本書の奥付を見ると「2025年8月20日 第1刷発行」となっている。数日前の朝日新聞の広告欄でこの本の存在を知って「ぜひ読んでみたい」と思って早速図書館の予約人数を確認。224人、蔵書数1冊。10年後には読めそうだ。はぁ…とため息。本は読みたい時が読み時。仕方がない、ということでアマゾンでポチ。2310円。翌日届く。で、読んでみた。
「ハルノアラシ。
今から五十年前のあの夜のことに思いを馳せる時、真っ先に私の頭に浮かぶのは、母から教えられたこの言葉だ。」という書き出しで始まる553ページに及ぶこのミステリー小説。一言で言って力作である。

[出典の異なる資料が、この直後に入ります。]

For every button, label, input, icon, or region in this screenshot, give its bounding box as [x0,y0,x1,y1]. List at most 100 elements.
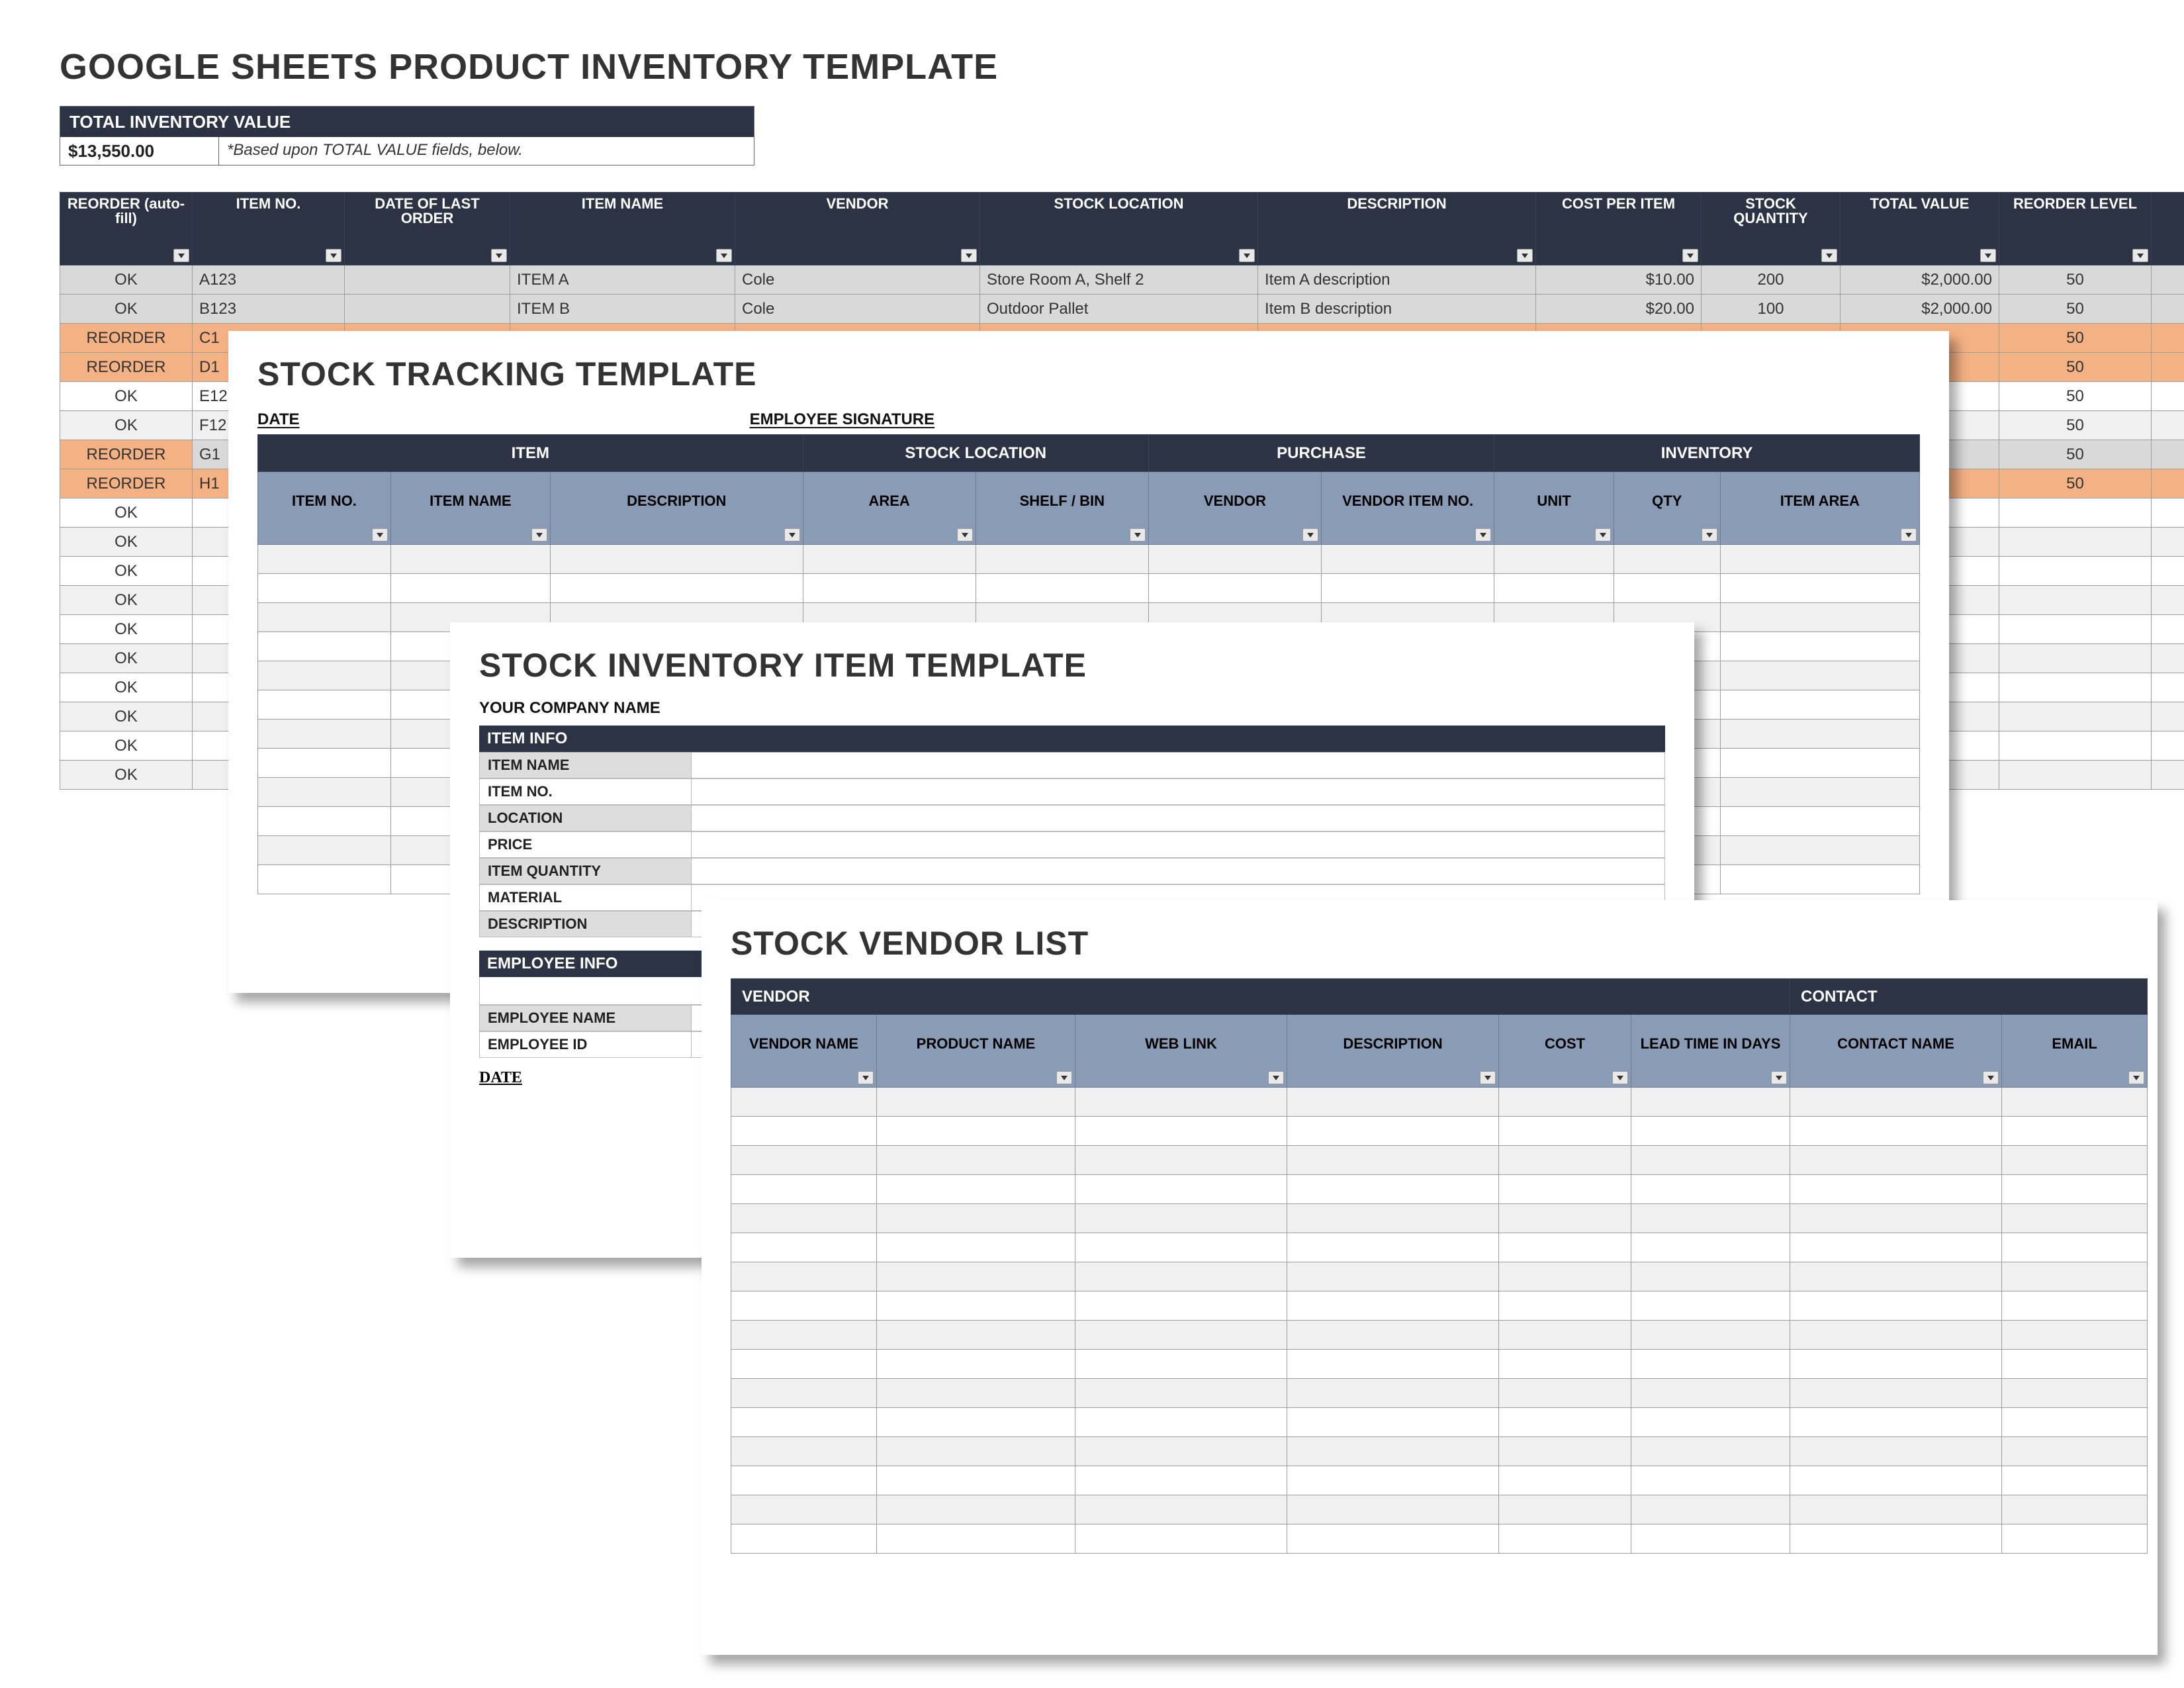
empty-cell[interactable] [803,574,976,603]
empty-cell[interactable] [1075,1466,1287,1495]
empty-cell[interactable] [258,545,391,574]
empty-cell[interactable] [1790,1321,2002,1350]
empty-cell[interactable] [1631,1088,1790,1117]
cell-status[interactable]: OK [60,528,193,557]
filter-dropdown-icon[interactable] [1702,528,1717,541]
cell-reorder[interactable] [1999,702,2152,731]
empty-cell[interactable] [2002,1379,2148,1408]
cell-item[interactable]: A123 [193,265,345,295]
filter-dropdown-icon[interactable] [1901,528,1917,541]
empty-cell[interactable] [1287,1350,1499,1379]
filter-dropdown-icon[interactable] [784,528,800,541]
empty-cell[interactable] [1720,545,1919,574]
cell-status[interactable]: OK [60,702,193,731]
empty-cell[interactable] [1499,1291,1631,1321]
empty-cell[interactable] [1148,545,1321,574]
filter-dropdown-icon[interactable] [1983,1071,1999,1084]
filter-dropdown-icon[interactable] [1517,249,1533,262]
empty-cell[interactable] [1075,1379,1287,1408]
stt-col-filter[interactable]: AREA [803,472,976,545]
empty-cell[interactable] [1287,1321,1499,1350]
empty-cell[interactable] [1631,1466,1790,1495]
empty-cell[interactable] [1631,1146,1790,1175]
empty-cell[interactable] [1075,1146,1287,1175]
cell-status[interactable]: OK [60,644,193,673]
svl-col-filter[interactable]: WEB LINK [1075,1015,1287,1088]
svl-col-filter[interactable]: EMAIL [2002,1015,2148,1088]
inventory-col-filter[interactable]: DATE OF LAST ORDER [345,193,510,265]
empty-cell[interactable] [731,1321,877,1350]
empty-cell[interactable] [1287,1262,1499,1291]
empty-cell[interactable] [1790,1495,2002,1524]
empty-cell[interactable] [1790,1408,2002,1437]
stt-col-filter[interactable]: VENDOR ITEM NO. [1322,472,1494,545]
empty-cell[interactable] [1499,1379,1631,1408]
empty-cell[interactable] [877,1466,1075,1495]
cell-reorder[interactable]: 50 [1999,324,2152,353]
filter-dropdown-icon[interactable] [1595,528,1611,541]
empty-cell[interactable] [1075,1408,1287,1437]
empty-cell[interactable] [731,1117,877,1146]
empty-cell[interactable] [1790,1233,2002,1262]
inventory-col-filter[interactable]: DESCRIPTION [1258,193,1536,265]
empty-cell[interactable] [731,1204,877,1233]
empty-cell[interactable] [803,545,976,574]
empty-cell[interactable] [877,1321,1075,1350]
item-info-value[interactable] [692,806,1664,831]
empty-cell[interactable] [1720,632,1919,661]
empty-cell[interactable] [877,1088,1075,1117]
cell-date[interactable] [345,265,510,295]
empty-cell[interactable] [976,545,1148,574]
filter-dropdown-icon[interactable] [2132,249,2148,262]
empty-cell[interactable] [976,574,1148,603]
empty-cell[interactable] [258,603,391,632]
empty-cell[interactable] [1720,661,1919,690]
cell-reorder[interactable] [1999,731,2152,761]
empty-cell[interactable] [731,1262,877,1291]
empty-cell[interactable] [1790,1146,2002,1175]
empty-cell[interactable] [1790,1088,2002,1117]
empty-cell[interactable] [1499,1088,1631,1117]
cell-status[interactable]: REORDER [60,324,193,353]
empty-cell[interactable] [1148,574,1321,603]
empty-cell[interactable] [877,1524,1075,1554]
empty-cell[interactable] [1075,1233,1287,1262]
empty-cell[interactable] [1790,1350,2002,1379]
filter-dropdown-icon[interactable] [2128,1071,2144,1084]
empty-cell[interactable] [1287,1291,1499,1321]
cell-days[interactable] [2152,731,2184,761]
empty-cell[interactable] [550,545,803,574]
filter-dropdown-icon[interactable] [1612,1071,1628,1084]
empty-cell[interactable] [1631,1233,1790,1262]
empty-cell[interactable] [1631,1495,1790,1524]
stt-col-filter[interactable]: SHELF / BIN [976,472,1148,545]
filter-dropdown-icon[interactable] [1268,1071,1284,1084]
empty-cell[interactable] [2002,1146,2148,1175]
empty-cell[interactable] [731,1408,877,1437]
cell-item[interactable]: B123 [193,295,345,324]
empty-cell[interactable] [2002,1524,2148,1554]
cell-reorder[interactable]: 50 [1999,295,2152,324]
empty-cell[interactable] [1720,807,1919,836]
filter-dropdown-icon[interactable] [1821,249,1837,262]
empty-cell[interactable] [258,749,391,778]
cell-days[interactable] [2152,498,2184,528]
empty-cell[interactable] [1720,836,1919,865]
filter-dropdown-icon[interactable] [372,528,388,541]
empty-cell[interactable] [258,836,391,865]
empty-cell[interactable] [1790,1262,2002,1291]
empty-cell[interactable] [1720,603,1919,632]
filter-dropdown-icon[interactable] [1056,1071,1072,1084]
empty-cell[interactable] [1631,1379,1790,1408]
empty-cell[interactable] [1499,1466,1631,1495]
cell-reorder[interactable]: 50 [1999,265,2152,295]
cell-days[interactable]: 30 [2152,382,2184,411]
empty-cell[interactable] [1631,1437,1790,1466]
cell-reorder[interactable] [1999,673,2152,702]
empty-cell[interactable] [2002,1350,2148,1379]
empty-cell[interactable] [1720,574,1919,603]
empty-cell[interactable] [2002,1262,2148,1291]
empty-cell[interactable] [1287,1379,1499,1408]
empty-cell[interactable] [1720,749,1919,778]
empty-cell[interactable] [1631,1175,1790,1204]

昭和49年(1974年)3月27日、東京都佃島で4人家族に起きた殺人および傷害事件が物語の発端だ。両親と11歳の長女が惨殺され、7歳の長男だけが重傷を負いながらも一命を取り留めた事件である。物盗りの犯行か怨恨か?物語は「昭和編」、「平成編」、「令和編」に分かれ、捜査を担当する刑事も「昭和編」の湯浅卓哉と鎌田幸三から「平成編」の鎌田幸三と草加文夫、そして「令和編」の藤森菜摘へと受け継がれる。まずこの構成の見事さに唸ってしまった。それぞれ性格が異なる刑事たちの真実を追い求める姿勢と、時代を経て進展する科学的捜査法の成果により徐々に明らかになっていく真実。そこには昭和49年、いや満州事変あたりから始まる犯人たちを取り巻く人間模様があったのだ。このあたりの複雑な関係を描く著者の捌き方は見事という他ない。そして終盤に思いもよらぬどんでん返しを含みながらすべての伏線が回収され、ジ・エンドとなる。
久しぶりに読み応えのあるミステリー小説に出会ったというのが率直な感想である。ただ、若干読みづらく感じられた箇所があったことも事実である。物語の進行中に小野田寛郎氏の日本への帰国のニュースとか、三菱重工ビル爆破事件やオウム真理教事件といった実際に起こった出来事が挿入され、さらには戦前の満州国に関する箇所が歴史の記述に流れすぎていたり、石原莞爾の「世界最終戦論」の説明なども挿入されるのであるが、これらは物語の進行と関係はあるものの、もう少し簡略に記述してもよかったのではないだろうか。読み進めるのがやや面倒くさく思われた箇所である。また、「令和編」で藤森菜摘が謎を解決していく描き方であるが、「昭和編」や「平成編」で登場する先輩刑事たちが何年もかけて解決できなかった点を駆け出しの藤森が1年も経たないうちに解決する手がかりがどのようにして得られたのかがあまり明確に描かれていないように思われた点にもやや不自然さが残るように思われた。
もちろん、以上の点がこのミステリーの価値を損なうものでないことは言うまでもないことであり、ミステリー好きな読者にはオススメの一書である。